[Info-vax] OT: IA-128 ???
glen herrmannsfeldt
gah at ugcs.caltech.edu
Thu Oct 15 01:10:41 EDT 2009
Arne Vajh?j <arne at vajhoej.dk> wrote:
(snip)
< The general accepted definition of a X bit computer is the size
< of addresses not the size of registers.
I suppose so, but mostly on machines where the register size
equals the address size. Also, do you mean virtual address
size or physical address size?
< There are good practical reasons why they often are identical,
< but they do not have to be.
And for those machines where they aren't the question is open.
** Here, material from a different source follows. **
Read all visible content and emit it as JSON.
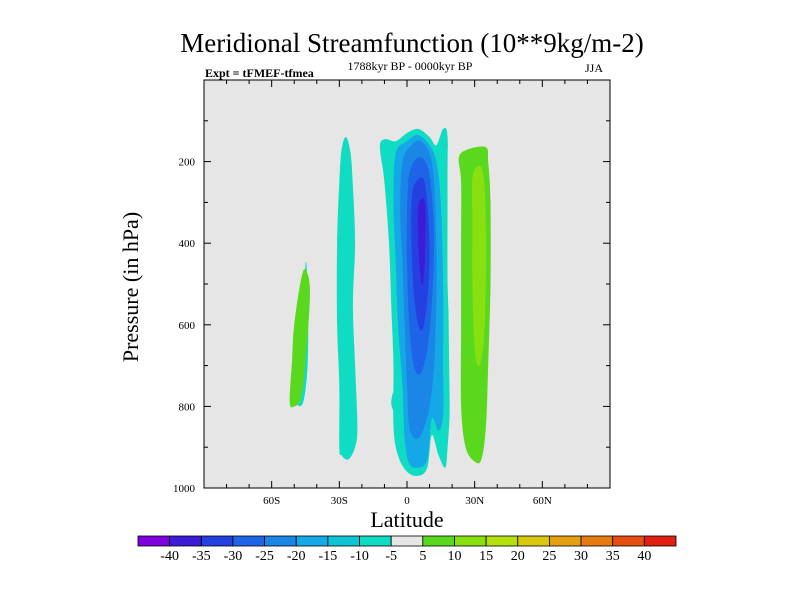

Consider processors like the 680x0 or some CRAY machines with A
registers (for addressing) and D registers (for data) that might
have different sizes.
< Even a VAX has somewhat 64 bit general register because q operations
< could use Rn and Rn+1.
That pretty much doesn't count unless at least add, subtract,
multiply, and divide can be done on the full size.
Motorola liked to call the 6809 the missing link between 8
and 16 bit processors. Among others, it had a fairly complete
set of addressing modes including 16 bit index registers.
Also, an 8 by 8 multiply with 16 bit (unsigned) product,
pretty unusual as 8 bit processors go.
The 8086 has a 20 bit address space but was not considered
a 20 bit processor. IA32 processors starting with the PentiumPro
have a 36 bit physical address bus, but aren't 36 bit processors.